Despite Beijing’s promises to ease up on its crackdown on Chinese financial markets, Reuters recently reported that the country’s top securities regulator has launched a crackdown on brokerages using feng shui – an ancient Chinese tradition – to predict stock market trends in notes to clients.
Citing local media reports in the Chinese Securities Journal, Reuters revealed that China’s Securities Regulatory Commission recently unveiled a “zero tolerance” policy prohibiting brokers from using feng shui to justify its stock recommendations.
As part of the crackdown, it has punished some brokers who have incorporated feng shui techniques into their market forecasts and investment advice. Such techniques include ‘heavenly stems’ and ‘earthly branches,’ – also known as tiangan dizhi, Yin-Yang, and Five Elements.

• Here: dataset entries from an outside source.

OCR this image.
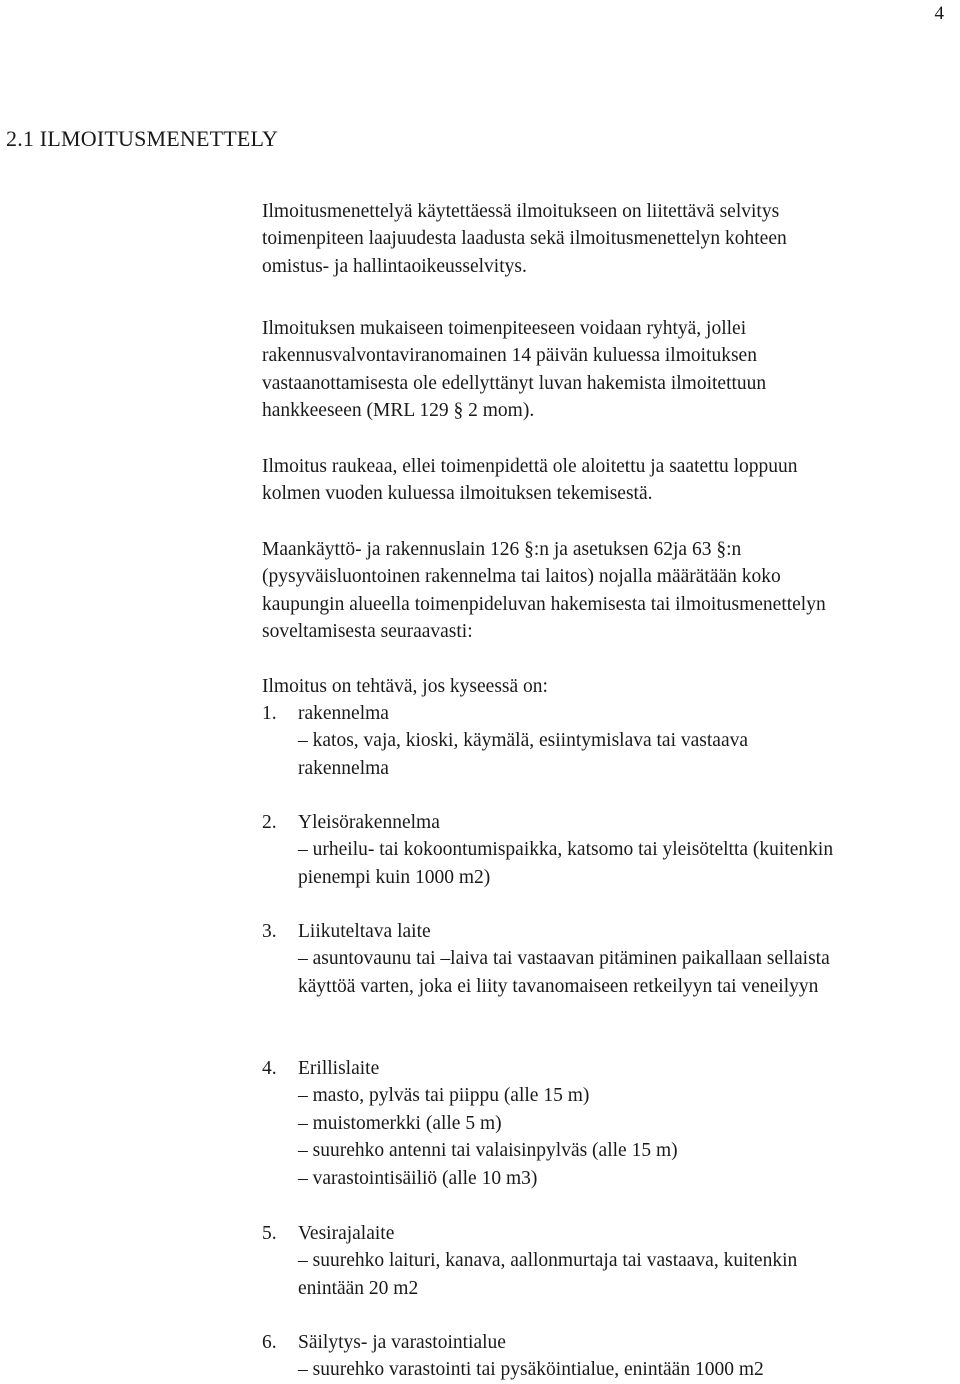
4
2.1 ILMOITUSMENETTELY

Ilmoitusmenettelyä käytettäessä ilmoitukseen on liitettävä selvitys
toimenpiteen laajuudesta laadusta sekä ilmoitusmenettelyn kohteen
omistus- ja hallintaoikeusselvitys.

Ilmoituksen mukaiseen toimenpiteeseen voidaan ryhtyä, jollei
rakennusvalvontaviranomainen 14 päivän kuluessa ilmoituksen
vastaanottamisesta ole edellyttänyt luvan hakemista ilmoitettuun
hankkeeseen (MRL 129 § 2 mom).

Ilmoitus raukeaa, ellei toimenpidettä ole aloitettu ja saatettu loppuun
kolmen vuoden kuluessa ilmoituksen tekemisestä.

Maankäyttö- ja rakennuslain 126 §:n ja asetuksen 62ja 63 §:n
(pysyväisluontoinen rakennelma tai laitos) nojalla määrätään koko
kaupungin alueella toimenpideluvan hakemisesta tai ilmoitusmenettelyn
soveltamisesta seuraavasti:

Ilmoitus on tehtävä, jos kyseessä on:

1. rakennelma
– katos, vaja, kioski, käymälä, esiintymislava tai vastaava
rakennelma
2. Yleisörakennelma
– urheilu- tai kokoontumispaikka, katsomo tai yleisöteltta (kuitenkin
pienempi kuin 1000 m2)
3. Liikuteltava laite
– asuntovaunu tai –laiva tai vastaavan pitäminen paikallaan sellaista
käyttöä varten, joka ei liity tavanomaiseen retkeilyyn tai veneilyyn
4. Erillislaite
– masto, pylväs tai piippu (alle 15 m)
– muistomerkki (alle 5 m)
– suurehko antenni tai valaisinpylväs (alle 15 m)
– varastointisäiliö (alle 10 m3)
5. Vesirajalaite
– suurehko laituri, kanava, aallonmurtaja tai vastaava, kuitenkin
enintään 20 m2
6. Säilytys- ja varastointialue
– suurehko varastointi tai pysäköintialue, enintään 1000 m2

The original report didn’t name any brokerages by name, and it didn’t offer much in the way of details. Some Chinese brokerages, including Guosheng Securities and Essence Securities, have received warning letters from the CSRC over the past year after releasing reports that incorporated elements of feng shui.
But while CSRC is under tremendous pressure to enforce ‘stability’ in Chinese markets, it’s hard to imagine these techniques being much worse than whatever American analysts (like, for example, technical analysis) are using to recommend trades to clients.